Intervention de Jean-Louis Touraine

Réunion du 3 juillet 2014 à 11h00
Comité d'évaluation et de contrôle des politiques publiques

Photo issue du site de l'Assemblée nationale ou de WikipediaJean-Louis Touraine, rapporteur :

Un phénomène nouveau apparu depuis l'année dernière, et qu'il importe de prendre en compte, est celui de la cigarette électronique, qui se répand à très grande vitesse dans notre pays. Elle rencontre un succès foudroyant : 88 % des Français connaissent la cigarette électronique, un Français sur cinq l'a expérimentée et 1,5 million l'utilisent.

La question se pose donc de savoir s'il s'agit d'un bien, c'est-à-dire d'un outil permettant le sevrage du tabac, ou d'une porte d'entrée dans le tabagisme, par exemple pour des jeunes qui auraient adopté la cigarette électronique parce qu'elle est à la mode, puis chercheraient d'autres sensations en passant au tabac. Cette question explique en partie les mesures prises.

La cigarette électronique est un outil de sevrage séduisant, car elle ne contient ni goudron, ni monoxyde de carbone, ni autres produits cancérogènes ou mutagènes. Elle présente donc beaucoup moins d'inconvénients que les cigarettes, les cigares ou le tabac à rouler ou à pipe.

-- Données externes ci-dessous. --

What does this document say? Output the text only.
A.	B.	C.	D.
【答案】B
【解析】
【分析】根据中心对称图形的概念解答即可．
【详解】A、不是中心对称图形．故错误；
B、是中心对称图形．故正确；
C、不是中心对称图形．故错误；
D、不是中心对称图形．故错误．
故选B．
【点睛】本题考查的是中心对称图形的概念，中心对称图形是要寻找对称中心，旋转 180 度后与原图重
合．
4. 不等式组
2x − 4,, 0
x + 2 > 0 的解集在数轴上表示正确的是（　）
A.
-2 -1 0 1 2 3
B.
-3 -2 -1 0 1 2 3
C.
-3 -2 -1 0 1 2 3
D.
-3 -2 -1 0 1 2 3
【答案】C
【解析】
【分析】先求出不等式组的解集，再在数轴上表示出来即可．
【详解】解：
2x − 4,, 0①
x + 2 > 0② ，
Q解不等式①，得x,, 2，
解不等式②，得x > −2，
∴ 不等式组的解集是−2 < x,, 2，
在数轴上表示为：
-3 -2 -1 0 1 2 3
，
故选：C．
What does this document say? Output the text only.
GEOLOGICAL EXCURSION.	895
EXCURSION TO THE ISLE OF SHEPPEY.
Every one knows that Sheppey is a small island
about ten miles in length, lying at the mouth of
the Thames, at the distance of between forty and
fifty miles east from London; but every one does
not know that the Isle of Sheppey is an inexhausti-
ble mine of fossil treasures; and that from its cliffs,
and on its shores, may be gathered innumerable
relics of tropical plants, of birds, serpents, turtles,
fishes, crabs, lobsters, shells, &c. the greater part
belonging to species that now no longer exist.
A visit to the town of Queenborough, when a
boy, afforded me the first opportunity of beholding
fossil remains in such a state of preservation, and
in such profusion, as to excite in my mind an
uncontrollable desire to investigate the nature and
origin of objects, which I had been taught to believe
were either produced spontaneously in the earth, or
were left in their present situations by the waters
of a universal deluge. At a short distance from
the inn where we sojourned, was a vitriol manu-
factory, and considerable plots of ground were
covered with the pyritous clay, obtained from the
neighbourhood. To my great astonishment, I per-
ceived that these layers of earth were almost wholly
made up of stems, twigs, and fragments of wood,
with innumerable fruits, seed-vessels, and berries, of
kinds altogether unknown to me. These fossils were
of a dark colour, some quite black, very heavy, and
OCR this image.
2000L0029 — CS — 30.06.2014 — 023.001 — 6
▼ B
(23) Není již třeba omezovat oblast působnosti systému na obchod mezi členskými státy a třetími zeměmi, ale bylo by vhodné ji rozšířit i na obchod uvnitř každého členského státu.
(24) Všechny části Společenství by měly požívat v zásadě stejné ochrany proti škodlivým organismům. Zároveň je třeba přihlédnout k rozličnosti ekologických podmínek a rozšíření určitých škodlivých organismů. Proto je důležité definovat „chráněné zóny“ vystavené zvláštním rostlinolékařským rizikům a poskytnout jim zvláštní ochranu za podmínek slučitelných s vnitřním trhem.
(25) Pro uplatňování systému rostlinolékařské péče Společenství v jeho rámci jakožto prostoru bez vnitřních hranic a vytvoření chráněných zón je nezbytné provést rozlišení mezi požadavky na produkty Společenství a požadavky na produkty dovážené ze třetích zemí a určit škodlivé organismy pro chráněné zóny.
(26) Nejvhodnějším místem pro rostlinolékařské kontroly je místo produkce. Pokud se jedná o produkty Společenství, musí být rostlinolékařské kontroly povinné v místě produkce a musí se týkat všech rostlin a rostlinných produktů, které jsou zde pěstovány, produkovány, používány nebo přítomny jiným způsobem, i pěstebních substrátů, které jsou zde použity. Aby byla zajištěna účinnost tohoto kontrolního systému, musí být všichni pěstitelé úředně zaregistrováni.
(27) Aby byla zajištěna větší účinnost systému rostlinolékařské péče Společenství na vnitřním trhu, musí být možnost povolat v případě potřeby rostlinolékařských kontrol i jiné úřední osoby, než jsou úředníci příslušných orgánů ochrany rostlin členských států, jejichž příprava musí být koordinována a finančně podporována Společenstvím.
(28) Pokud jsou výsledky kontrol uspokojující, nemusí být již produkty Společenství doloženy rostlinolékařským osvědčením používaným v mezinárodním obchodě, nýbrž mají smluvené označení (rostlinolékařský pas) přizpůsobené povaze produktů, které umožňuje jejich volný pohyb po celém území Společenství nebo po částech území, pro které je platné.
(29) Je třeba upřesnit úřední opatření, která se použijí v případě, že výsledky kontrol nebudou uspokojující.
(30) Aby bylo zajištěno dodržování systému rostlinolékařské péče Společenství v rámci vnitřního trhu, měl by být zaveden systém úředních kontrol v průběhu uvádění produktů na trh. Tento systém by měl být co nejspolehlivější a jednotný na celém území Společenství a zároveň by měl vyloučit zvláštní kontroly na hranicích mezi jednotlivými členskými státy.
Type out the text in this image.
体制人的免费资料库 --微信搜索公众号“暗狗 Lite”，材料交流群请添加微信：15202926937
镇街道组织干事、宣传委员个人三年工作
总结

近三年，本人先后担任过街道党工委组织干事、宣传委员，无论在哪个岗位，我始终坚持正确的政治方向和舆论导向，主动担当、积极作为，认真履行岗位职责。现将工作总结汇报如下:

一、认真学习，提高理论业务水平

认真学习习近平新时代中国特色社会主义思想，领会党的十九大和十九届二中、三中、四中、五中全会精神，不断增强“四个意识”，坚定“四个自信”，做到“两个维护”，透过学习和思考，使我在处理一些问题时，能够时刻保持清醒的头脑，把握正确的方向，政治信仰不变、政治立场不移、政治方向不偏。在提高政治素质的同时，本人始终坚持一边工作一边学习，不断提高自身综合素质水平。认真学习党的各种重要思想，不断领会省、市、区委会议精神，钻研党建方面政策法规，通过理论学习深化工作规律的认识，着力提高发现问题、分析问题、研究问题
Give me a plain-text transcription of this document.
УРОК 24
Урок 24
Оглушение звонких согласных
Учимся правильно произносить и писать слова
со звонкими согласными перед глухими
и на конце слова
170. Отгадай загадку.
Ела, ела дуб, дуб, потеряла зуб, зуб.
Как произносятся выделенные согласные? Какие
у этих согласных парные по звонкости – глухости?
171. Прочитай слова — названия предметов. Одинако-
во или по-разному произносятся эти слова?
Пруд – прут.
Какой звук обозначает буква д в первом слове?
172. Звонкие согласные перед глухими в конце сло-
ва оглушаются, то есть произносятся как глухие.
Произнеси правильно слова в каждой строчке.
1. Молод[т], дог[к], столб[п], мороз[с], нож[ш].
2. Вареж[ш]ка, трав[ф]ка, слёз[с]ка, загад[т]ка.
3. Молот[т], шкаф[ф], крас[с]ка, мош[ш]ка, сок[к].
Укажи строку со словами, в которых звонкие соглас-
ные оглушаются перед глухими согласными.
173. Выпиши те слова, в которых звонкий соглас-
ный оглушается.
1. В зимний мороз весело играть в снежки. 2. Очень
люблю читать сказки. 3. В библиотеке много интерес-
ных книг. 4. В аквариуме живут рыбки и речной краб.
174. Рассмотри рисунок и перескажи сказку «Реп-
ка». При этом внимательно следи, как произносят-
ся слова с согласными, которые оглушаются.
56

Elle module l'absorption de nicotine – qui n'est du reste pas le produit le plus dangereux de la cigarette – et sa nocivité est bien moindre pour l'entourage, même si l'on a pu détecter, mais à des taux très faibles, des traces de nicotine dans les urines des personnes voisines de celles qui « vapotent ».

En revanche, on ne dispose pas du recul nécessaire pour mesurer les risques sur la durée. On ne peut donc pas conclure sur l'innocuité à long terme de la cigarette électronique, et cela d'autant plus qu'il existe une différence de qualité entre les différents produits proposés sur le marché. Il est probable que certains d'entre eux, insuffisamment contrôlés, puissent contenir des substances moins anodines que d'autres. Des recherches s'imposent donc sur la qualité des produits et sur leurs effets à plus long terme.

Quant à savoir si la cigarette électronique est aussi une porte d'entrée dans le tabagisme, il faut d'abord rappeler que les vapoteurs sont aussi des fumeurs : 1 % seulement d'entre eux, en effet, sont des vapoteurs exclusifs, les autres utilisant aussi parfois occasionnellement du tabac. Quarante-quatre pour cent seulement des vapoteurs de 15 à 24 ans s'engagent dans une démarche de sevrage, c'est-à-dire que la cigarette électronique n'est utilisée que dans la moitié des cas comme un moyen de se libérer de l'addiction au tabac. Les autres n'ont pas la volonté de sortir du tabagisme. Or, les risques sont liés davantage à la durée d'exposition au tabac qu'à la quantité fumée et, pour arrêter le tabac, les substituts nicotiniques sont aussi efficaces.

L'on ne dispose donc pas encore du recul suffisant pour savoir si la cigarette électronique est vraiment un bien et quels sont ses inconvénients.